La surface de fonctionnalités d’Hermes Agent est absurdement longue : 60+ sous-commandes CLI, 80+ slash commands. Beaucoup d’utilisateurs chevronnés lancent hermes chat tous les jours sans remarquer toute l’étagère de sous-commandes « bien pratiques » juste à côté — certaines vous évitent de dire « continue » trois fois, l’une transforme Hermes en backend API pour n’importe quelle application, et d’autres rendent simplement votre terminal plus amusant.

Chaque astuce de cet article a été testée sur une installation réelle (ou vérifiée mot pour mot dans la documentation officielle). Aucune rumeur. Si vous avez lu notre précédent tour d’horizon des astuces de productivité, considérez ceci comme sa « suite avancée » — chaque point ici est un contenu nouveau.

1. /goal : dites-le une fois, laissez-le travailler jusqu’au bout

C’est l’astuce la plus sous-estimée. /goal donne à Hermes un objectif persistant qui survit aux tours de conversation : après chaque tour, un modèle juge léger vérifie si l’objectif est atteint.

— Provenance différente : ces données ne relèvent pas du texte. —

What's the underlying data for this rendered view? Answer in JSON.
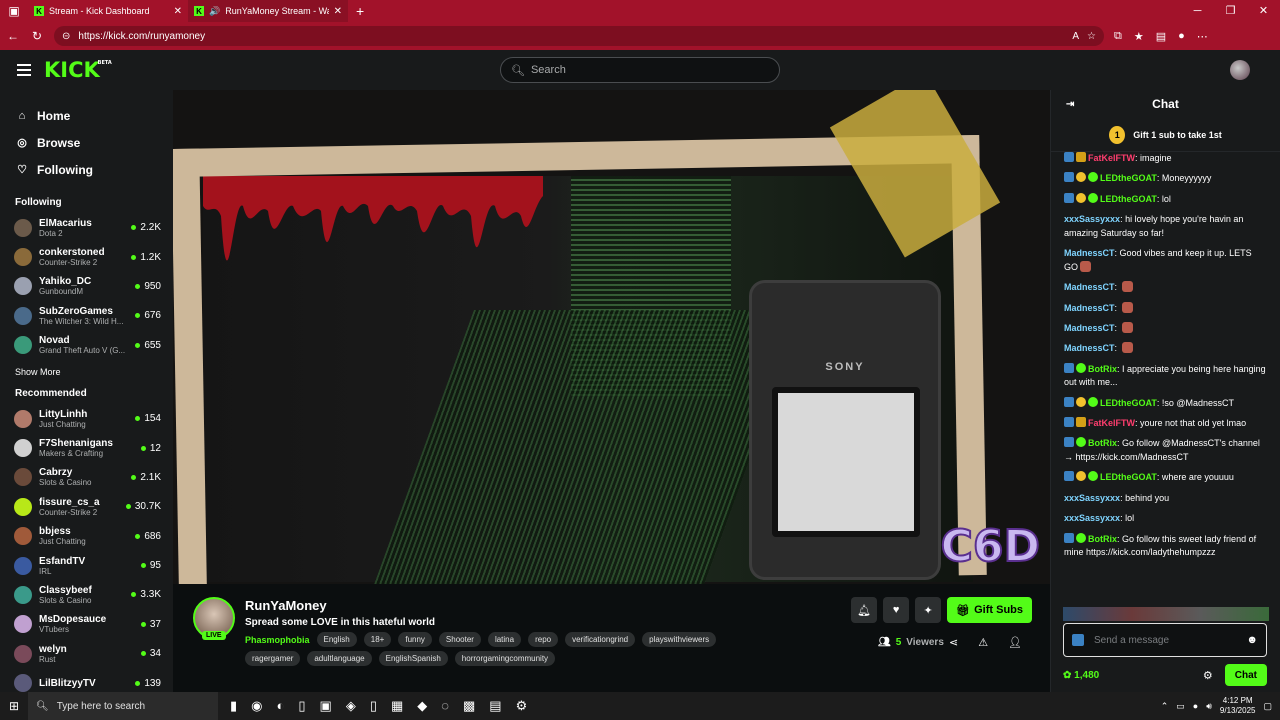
{
  "browser": {
    "tabs": [
      {
        "label": "Stream - Kick Dashboard",
        "active": false
      },
      {
        "label": "RunYaMoney Stream - Watch",
        "active": true
      }
    ],
    "new_tab": "+",
    "url": "https://kick.com/runyamoney"
  },
  "header": {
    "logo": "KICK",
    "logo_badge": "BETA",
    "search_placeholder": "Search"
  },
  "sidebar": {
    "nav": [
      {
        "label": "Home",
        "icon": "home-icon"
      },
      {
        "label": "Browse",
        "icon": "compass-icon"
      },
      {
        "label": "Following",
        "icon": "heart-icon"
      }
    ],
    "following_title": "Following",
    "following": [
      {
        "name": "ElMacarius",
        "category": "Dota 2",
        "viewers": "2.2K",
        "color": "#6b5a4a"
      },
      {
        "name": "conkerstoned",
        "category": "Counter-Strike 2",
        "viewers": "1.2K",
        "color": "#8a6a3a"
      },
      {
        "name": "Yahiko_DC",
        "category": "GunboundM",
        "viewers": "950",
        "color": "#9aa0b0"
      },
      {
        "name": "SubZeroGames",
        "category": "The Witcher 3: Wild H...",
        "viewers": "676",
        "color": "#4a6a8a"
      },
      {
        "name": "Novad",
        "category": "Grand Theft Auto V (G...",
        "viewers": "655",
        "color": "#3a9a7a"
      }
    ],
    "show_more": "Show More",
    "recommended_title": "Recommended",
    "recommended": [
      {
        "name": "LittyLinhh",
        "category": "Just Chatting",
        "viewers": "154",
        "color": "#b07a6a"
      },
      {
        "name": "F7Shenanigans",
        "category": "Makers & Crafting",
        "viewers": "12",
        "color": "#d0d0d0"
      },
      {
        "name": "Cabrzy",
        "category": "Slots & Casino",
        "viewers": "2.1K",
        "color": "#6a4a3a"
      },
      {
        "name": "fissure_cs_a",
        "category": "Counter-Strike 2",
        "viewers": "30.7K",
        "color": "#b8e818"
      },
      {
        "name": "bbjess",
        "category": "Just Chatting",
        "viewers": "686",
        "color": "#a05a3a"
      },
      {
        "name": "EsfandTV",
        "category": "IRL",
        "viewers": "95",
        "color": "#3a5aa0"
      },
      {
        "name": "Classybeef",
        "category": "Slots & Casino",
        "viewers": "3.3K",
        "color": "#3a9a8a"
      },
      {
        "name": "MsDopesauce",
        "category": "VTubers",
        "viewers": "37",
        "color": "#c0a0d0"
      },
      {
        "name": "welyn",
        "category": "Rust",
        "viewers": "34",
        "color": "#7a4a5a"
      },
      {
        "name": "LilBlitzyyTV",
        "category": "",
        "viewers": "139",
        "color": "#5a5a7a"
      }
    ]
  },
  "stream": {
    "streamer": "RunYaMoney",
    "live_label": "LIVE",
    "title": "Spread some LOVE in this hateful world",
    "game": "Phasmophobia",
    "tags": [
      "English",
      "18+",
      "funny",
      "Shooter",
      "latina",
      "repo",
      "verificationgrind",
      "playswithviewers",
      "ragergamer",
      "adultlanguage",
      "EnglishSpanish",
      "horrorgamingcommunity"
    ],
    "gift_label": "Gift Subs",
    "viewers_count": "5",
    "viewers_label": "Viewers",
    "overlay_logo": "C6D",
    "device_brand": "SONY"
  },
  "chat": {
    "title": "Chat",
    "pinned": {
      "coin": "1",
      "text": "Gift 1 sub to take 1st"
    },
    "messages": [
      {
        "user": "FatKelFTW",
        "text": "imagine",
        "color": "#ff3d6e",
        "badges": [
          "b-bot",
          "b-crown"
        ]
      },
      {
        "user": "LEDtheGOAT",
        "text": "Moneyyyyyy",
        "color": "#53fc18",
        "badges": [
          "b-bot",
          "b-gift",
          "b-ver"
        ]
      },
      {
        "user": "LEDtheGOAT",
        "text": "lol",
        "color": "#53fc18",
        "badges": [
          "b-bot",
          "b-gift",
          "b-ver"
        ]
      },
      {
        "user": "xxxSassyxxx",
        "text": "hi lovely hope you're havin an amazing Saturday so far!",
        "color": "#7fd4ff",
        "badges": []
      },
      {
        "user": "MadnessCT",
        "text": "Good vibes and keep it up. LETS GO",
        "color": "#7fd4ff",
        "badges": []
      },
      {
        "user": "MadnessCT",
        "text": "",
        "color": "#7fd4ff",
        "badges": []
      },
      {
        "user": "MadnessCT",
        "text": "",
        "color": "#7fd4ff",
        "badges": []
      },
      {
        "user": "MadnessCT",
        "text": "",
        "color": "#7fd4ff",
        "badges": []
      },
      {
        "user": "MadnessCT",
        "text": "",
        "color": "#7fd4ff",
        "badges": []
      },
      {
        "user": "BotRix",
        "text": "I appreciate you being here hanging out with me...",
        "color": "#53fc18",
        "badges": [
          "b-bot",
          "b-ver"
        ]
      },
      {
        "user": "LEDtheGOAT",
        "text": "!so @MadnessCT",
        "color": "#53fc18",
        "badges": [
          "b-bot",
          "b-gift",
          "b-ver"
        ]
      },
      {
        "user": "FatKelFTW",
        "text": "youre not that old yet lmao",
        "color": "#ff3d6e",
        "badges": [
          "b-bot",
          "b-crown"
        ]
      },
      {
        "user": "BotRix",
        "text": "Go follow @MadnessCT's channel → https://kick.com/MadnessCT",
        "color": "#53fc18",
        "badges": [
          "b-bot",
          "b-ver"
        ]
      },
      {
        "user": "LEDtheGOAT",
        "text": "where are youuuu",
        "color": "#53fc18",
        "badges": [
          "b-bot",
          "b-gift",
          "b-ver"
        ]
      },
      {
        "user": "xxxSassyxxx",
        "text": "behind you",
        "color": "#7fd4ff",
        "badges": []
      },
      {
        "user": "xxxSassyxxx",
        "text": "lol",
        "color": "#7fd4ff",
        "badges": []
      },
      {
        "user": "BotRix",
        "text": "Go follow this sweet lady friend of mine https://kick.com/ladythehumpzzz",
        "color": "#53fc18",
        "badges": [
          "b-bot",
          "b-ver"
        ]
      }
    ],
    "input_placeholder": "Send a message",
    "points": "1,480",
    "send_label": "Chat"
  },
  "taskbar": {
    "search_placeholder": "Type here to search",
    "time": "4:12 PM",
    "date": "9/13/2025"
  }
}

Sinon, Hermes réinjecte automatiquement une invite de continuation dans la même session et continue de travailler — jusqu’à ce que l’objectif soit atteint, que vous le mettiez en pause ou l’effaciez, ou que le budget de tours soit épuisé.

/goal Fix every failing test in tests/hermes_cli/ and make sure scripts/run_tests.sh passes for that directory

La documentation précise explicitement qu’il s’agit d’une implémentation de boucle Ralph inspirée du /goal de Codex CLI 0.128.0. Elle brille pour les tâches où vous devriez sinon dire « continue » trois fois (corriger toutes les erreurs de lint, porter une fonctionnalité et passer le CI au vert, rédiger un rapport). Les tâches en un seul tour n’ont pas besoin de /goal.

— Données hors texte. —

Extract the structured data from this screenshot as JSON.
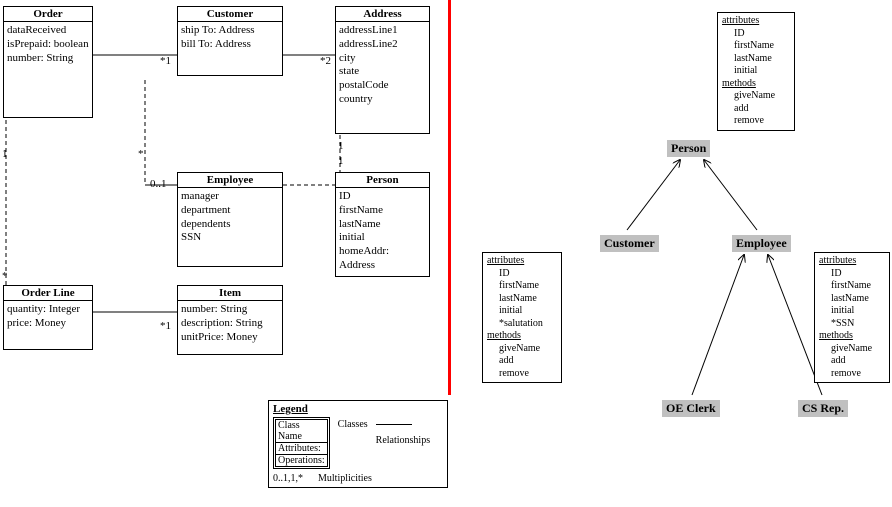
{
  "left": {
    "order": {
      "title": "Order",
      "attrs": "dataReceived\nisPrepaid: boolean\nnumber: String"
    },
    "customer": {
      "title": "Customer",
      "attrs": "ship To: Address\nbill To: Address"
    },
    "address": {
      "title": "Address",
      "attrs": "addressLine1\naddressLine2\ncity\nstate\npostalCode\ncountry"
    },
    "employee": {
      "title": "Employee",
      "attrs": "manager\ndepartment\ndependents\nSSN"
    },
    "person": {
      "title": "Person",
      "attrs": "ID\nfirstName\nlastName\ninitial\nhomeAddr:\nAddress"
    },
    "orderline": {
      "title": "Order Line",
      "attrs": "quantity: Integer\nprice: Money"
    },
    "item": {
      "title": "Item",
      "attrs": "number: String\ndescription: String\nunitPrice: Money"
    },
    "mult": {
      "star1a": "*1",
      "star2": "*2",
      "one_a": "1",
      "star_b": "*",
      "zero_one": "0..1",
      "one_c": "1",
      "one_d": "1",
      "star_e": "*",
      "star1b": "*1"
    },
    "legend": {
      "title": "Legend",
      "mini": [
        "Class Name",
        "Attributes:",
        "Operations:"
      ],
      "classes": "Classes",
      "relationships": "Relationships",
      "mults": "0..1,1,*",
      "multlabel": "Multiplicities"
    }
  },
  "right": {
    "person": "Person",
    "customer": "Customer",
    "employee": "Employee",
    "oeclerk": "OE Clerk",
    "csrep": "CS Rep.",
    "meta_person": {
      "attr_hdr": "attributes",
      "attrs": "ID\nfirstName\nlastName\ninitial",
      "meth_hdr": "methods",
      "meths": "giveName\nadd\nremove"
    },
    "meta_customer": {
      "attr_hdr": "attributes",
      "attrs": "ID\nfirstName\nlastName\ninitial\n*salutation",
      "meth_hdr": "methods",
      "meths": "giveName\nadd\nremove"
    },
    "meta_employee": {
      "attr_hdr": "attributes",
      "attrs": "ID\nfirstName\nlastName\ninitial\n*SSN",
      "meth_hdr": "methods",
      "meths": "giveName\nadd\nremove"
    }
  }
}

2. hermes import-agent : migrer depuis Claude Code / Codex en une commande

Si vous venez de Claude Code ou de Codex CLI, passer à Hermes n’est pas une refonte — c’est une commande :

hermes import-agent                    # auto-detect ~/.claude or ~/.codex
hermes import-agent claude-code        # explicit source
hermes import-agent codex --dry-run    # preview only, never touches disk
hermes import-agent claude-code --overwrite --yes

Il mappe vos instructions CLAUDE.md / AGENTS.md existantes, vos allowlists de permissions, vos serveurs MCP, vos skills et vos mémoires vers leurs équivalents Hermes. La décision de conception clé : les clés API et les identifiants ne sont jamais importés — ceux-là passent par hermes setup. Et c’est toujours preview-first : --dry-run ne touche pas au disque.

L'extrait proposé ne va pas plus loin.